Un impegno che risponde al diritto all’educazione per tutti i bambini di questa città. Per sviluppare bene le loro attitudini e le loro sensibilità, perché la loro crescita sia libera e ricca di esperienze. Dando contemporaneamente risposte anche alla necessità di conciliazione delle famiglie e delle mamme.

Il compito di chi educa i più piccoli è prezioso e impegnativo, e chi sceglie di farlo con qualità – sia nel pubblico, sia nel privato – rende un servizio ai bambini, alle famiglie e a tutta la città, e quindi va facilitato, incoraggiato e sostenuto.

Esperienze come quella dell’asilo sotto sfratto, che mette grande attenzione e cura per educare al meglio, sono un valore per Milano, per il quartiere, e dovrebbe esserlo anche per il condominio.
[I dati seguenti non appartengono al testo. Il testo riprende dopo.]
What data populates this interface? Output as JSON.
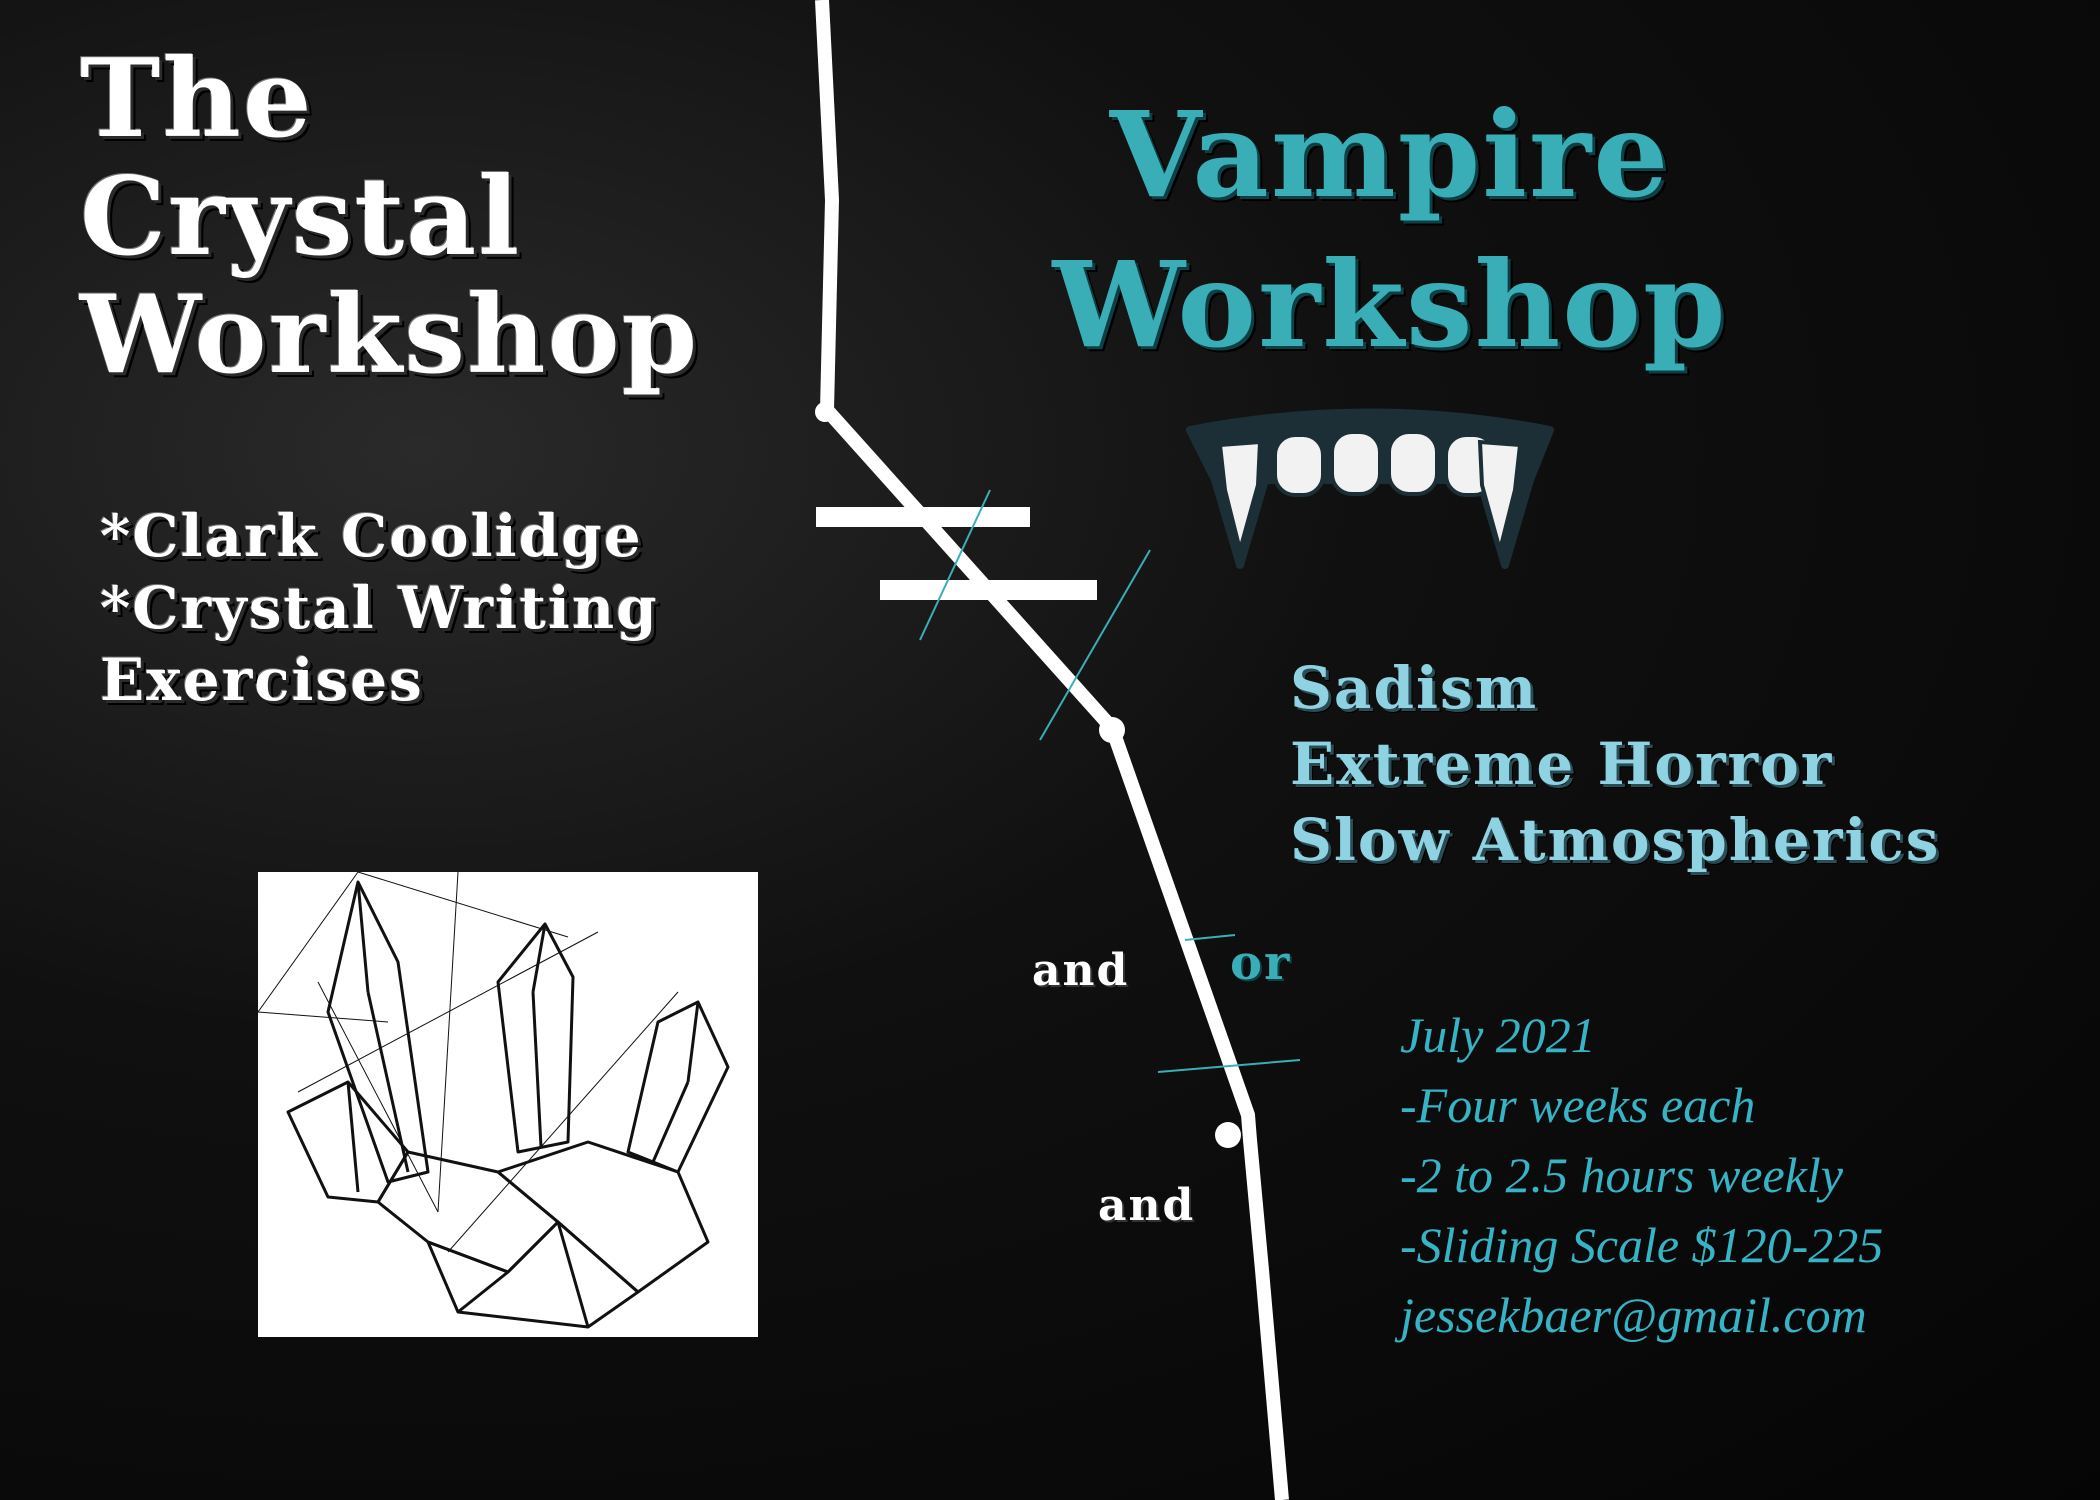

La politica di una città non si fa considerando i cittadini come categorie separate (mamme vs condomini, anziani vs bambini) ma pensando alla vita della comunità nella sua interezza. E un villaggio che fa crescere bene i suoi bambini educa alla convivenza e a sentirsi parte della comunità.

Senza lasciar fuori nessuno, tantomeno i più piccoli.